The event also used Zupass, an open-source ticketing tool that relies on zero-knowledge proofs to verify attendance, as its credentialing system.
Turkey's Crypto Market Provided Relevant Context
Istanbul was not a neutral host. By the end of 2023, roughly 40% of Turkey's population held or had held cryptocurrency, up from approximately 16% three years earlier, placing the country fourth globally by estimated transaction volume. Tether (USDT) dominated local trading with $37.4 billion in annual volume that year.
Ethereum ranked as the second most held asset among Turkish crypto users, with 45% of local holders reporting ETH exposure.
That same week, Binance Blockchain Week drew 2,000 in-person attendees to Istanbul alongside 500,000+ virtual participants, making the city a focal point for the global crypto industry in November 2023.

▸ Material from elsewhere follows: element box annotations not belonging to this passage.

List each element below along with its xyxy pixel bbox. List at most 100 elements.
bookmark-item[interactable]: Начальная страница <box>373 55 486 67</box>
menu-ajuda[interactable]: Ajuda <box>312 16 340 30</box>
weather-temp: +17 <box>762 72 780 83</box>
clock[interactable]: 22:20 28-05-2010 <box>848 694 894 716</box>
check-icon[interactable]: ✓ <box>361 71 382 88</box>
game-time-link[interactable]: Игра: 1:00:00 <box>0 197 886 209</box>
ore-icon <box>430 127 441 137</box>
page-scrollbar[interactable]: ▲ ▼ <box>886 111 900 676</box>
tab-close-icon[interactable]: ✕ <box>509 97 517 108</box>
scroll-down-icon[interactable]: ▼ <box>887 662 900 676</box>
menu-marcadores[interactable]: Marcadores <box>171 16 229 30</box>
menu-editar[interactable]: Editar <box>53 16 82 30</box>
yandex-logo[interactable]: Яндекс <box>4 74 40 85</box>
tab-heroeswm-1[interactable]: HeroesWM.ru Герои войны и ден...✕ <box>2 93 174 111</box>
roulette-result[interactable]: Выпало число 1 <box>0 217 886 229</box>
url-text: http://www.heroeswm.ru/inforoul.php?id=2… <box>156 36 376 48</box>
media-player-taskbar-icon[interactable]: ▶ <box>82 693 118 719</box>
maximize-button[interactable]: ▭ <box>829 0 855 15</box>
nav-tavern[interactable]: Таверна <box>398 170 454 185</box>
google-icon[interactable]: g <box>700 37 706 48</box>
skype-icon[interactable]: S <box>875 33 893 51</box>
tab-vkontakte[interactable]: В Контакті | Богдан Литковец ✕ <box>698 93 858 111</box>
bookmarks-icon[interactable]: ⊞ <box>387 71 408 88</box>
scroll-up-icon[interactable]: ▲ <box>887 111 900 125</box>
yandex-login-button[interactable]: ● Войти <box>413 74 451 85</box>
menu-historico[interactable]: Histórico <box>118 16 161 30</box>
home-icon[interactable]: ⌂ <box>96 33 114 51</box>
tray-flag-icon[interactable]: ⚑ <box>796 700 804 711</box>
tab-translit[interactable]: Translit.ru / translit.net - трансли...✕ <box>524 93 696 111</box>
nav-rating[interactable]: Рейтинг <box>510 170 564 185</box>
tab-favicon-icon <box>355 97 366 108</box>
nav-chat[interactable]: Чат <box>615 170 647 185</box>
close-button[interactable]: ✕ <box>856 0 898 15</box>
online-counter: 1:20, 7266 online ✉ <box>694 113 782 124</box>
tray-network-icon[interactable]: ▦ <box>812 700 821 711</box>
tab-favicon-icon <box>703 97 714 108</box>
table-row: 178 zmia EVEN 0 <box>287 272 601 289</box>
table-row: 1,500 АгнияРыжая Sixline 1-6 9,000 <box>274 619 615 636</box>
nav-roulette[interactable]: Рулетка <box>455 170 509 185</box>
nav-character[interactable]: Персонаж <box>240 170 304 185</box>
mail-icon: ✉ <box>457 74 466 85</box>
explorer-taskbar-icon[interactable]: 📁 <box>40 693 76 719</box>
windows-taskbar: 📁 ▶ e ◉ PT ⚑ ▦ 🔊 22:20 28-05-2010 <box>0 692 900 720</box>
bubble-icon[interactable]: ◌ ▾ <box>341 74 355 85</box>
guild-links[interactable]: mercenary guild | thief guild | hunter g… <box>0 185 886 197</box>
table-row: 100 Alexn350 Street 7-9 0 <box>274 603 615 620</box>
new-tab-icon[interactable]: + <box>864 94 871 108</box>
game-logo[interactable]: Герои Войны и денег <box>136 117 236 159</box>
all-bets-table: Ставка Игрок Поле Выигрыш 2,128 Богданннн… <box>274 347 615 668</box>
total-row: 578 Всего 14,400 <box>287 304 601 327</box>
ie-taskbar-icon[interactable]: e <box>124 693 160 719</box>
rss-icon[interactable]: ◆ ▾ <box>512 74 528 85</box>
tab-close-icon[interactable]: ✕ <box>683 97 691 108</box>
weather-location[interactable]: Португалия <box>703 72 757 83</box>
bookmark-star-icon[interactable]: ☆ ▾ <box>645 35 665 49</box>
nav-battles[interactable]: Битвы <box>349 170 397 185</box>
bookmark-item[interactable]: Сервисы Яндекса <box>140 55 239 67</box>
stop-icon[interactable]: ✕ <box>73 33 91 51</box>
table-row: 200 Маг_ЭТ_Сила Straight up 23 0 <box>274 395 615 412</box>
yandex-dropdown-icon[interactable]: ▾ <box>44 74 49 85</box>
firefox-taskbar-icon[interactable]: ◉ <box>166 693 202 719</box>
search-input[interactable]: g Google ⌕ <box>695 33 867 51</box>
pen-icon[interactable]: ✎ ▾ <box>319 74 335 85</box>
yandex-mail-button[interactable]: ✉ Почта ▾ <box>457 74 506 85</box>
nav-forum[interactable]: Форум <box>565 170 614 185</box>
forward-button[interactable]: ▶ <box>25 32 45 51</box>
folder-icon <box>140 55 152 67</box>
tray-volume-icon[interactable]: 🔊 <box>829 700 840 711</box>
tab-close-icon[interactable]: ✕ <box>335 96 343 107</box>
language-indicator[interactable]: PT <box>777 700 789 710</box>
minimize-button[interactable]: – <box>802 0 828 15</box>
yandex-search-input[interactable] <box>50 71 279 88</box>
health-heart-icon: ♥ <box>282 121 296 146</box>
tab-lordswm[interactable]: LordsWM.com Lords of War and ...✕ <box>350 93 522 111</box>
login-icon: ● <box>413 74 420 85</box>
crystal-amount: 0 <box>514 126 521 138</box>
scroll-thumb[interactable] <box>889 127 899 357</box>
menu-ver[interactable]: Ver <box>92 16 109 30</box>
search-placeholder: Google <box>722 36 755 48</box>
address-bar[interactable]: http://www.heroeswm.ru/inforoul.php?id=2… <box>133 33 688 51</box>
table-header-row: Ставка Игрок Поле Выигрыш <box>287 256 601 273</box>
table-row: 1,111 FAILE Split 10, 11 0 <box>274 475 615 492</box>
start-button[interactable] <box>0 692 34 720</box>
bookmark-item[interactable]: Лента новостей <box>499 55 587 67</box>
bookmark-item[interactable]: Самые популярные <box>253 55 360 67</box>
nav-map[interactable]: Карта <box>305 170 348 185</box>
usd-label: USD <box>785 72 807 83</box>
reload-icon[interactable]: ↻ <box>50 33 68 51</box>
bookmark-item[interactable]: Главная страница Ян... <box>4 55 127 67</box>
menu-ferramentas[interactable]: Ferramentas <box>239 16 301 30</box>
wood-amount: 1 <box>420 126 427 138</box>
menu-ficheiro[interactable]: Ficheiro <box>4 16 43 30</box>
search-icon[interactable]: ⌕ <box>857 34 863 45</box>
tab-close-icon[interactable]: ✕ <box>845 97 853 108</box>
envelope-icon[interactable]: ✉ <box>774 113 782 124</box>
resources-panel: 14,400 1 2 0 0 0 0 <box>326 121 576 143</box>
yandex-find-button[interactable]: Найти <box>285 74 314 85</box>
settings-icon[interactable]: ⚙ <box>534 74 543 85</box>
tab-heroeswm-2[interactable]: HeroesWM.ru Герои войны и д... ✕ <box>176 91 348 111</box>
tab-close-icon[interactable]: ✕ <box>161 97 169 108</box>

What This Means for Builders Outside the West
For developers in South Asia and Africa, venue selection for major Ethereum events carries material consequences. Obtaining Schengen visas or US entry visas remains a significant logistical and financial burden for builders in Nigeria, India, Pakistan, and similar markets. Turkey's e-visa regime is comparatively accessible, and the Foundation provided invitation letter support for Devconnect ticket holders.
The relevance is backed by adoption data. India ranked first on Chainalysis's 2023 Global Crypto Adoption Index for the third consecutive year, and Pakistan placed third, driven by remittance and freelancer payment use cases where Ethereum-based stablecoins are common tools. Ethereum SDK tools including Ethers.js, Web3.js, Hardhat, and Web3.py recorded 1.9 million downloads in Q1 2023 alone, up 46% year over year, with Indian developers among the largest contributors to that growth.
In Africa, Nigeria leads the continent in Web3 developer activity and Ethereum contributor counts. According to a 2023 Consensys survey, half of Nigerian respondents reported awareness of the Web3 concept, a figure on par with US and Indian respondents.
What Comes Next
The Ethereum Foundation runs two distinct recurring event series, and both are shifting toward Asia. Devconnect, the practitioner-focused gathering, held its first edition in Amsterdam in April 2022 and its second in Istanbul in November 2023. Devcon, the Foundation's larger quadrennial conference, held its seventh edition (Devcon 7) in Bangkok in November 2024 and has confirmed its eighth edition (Devcon 8) for Mumbai, India in November 2026.
The Foundation has also launched Road to Devcon grants to fund grassroots developer community building across South and Southeast Asia ahead of that event. For builders in those regions, the center of the Ethereum developer calendar is moving closer to home.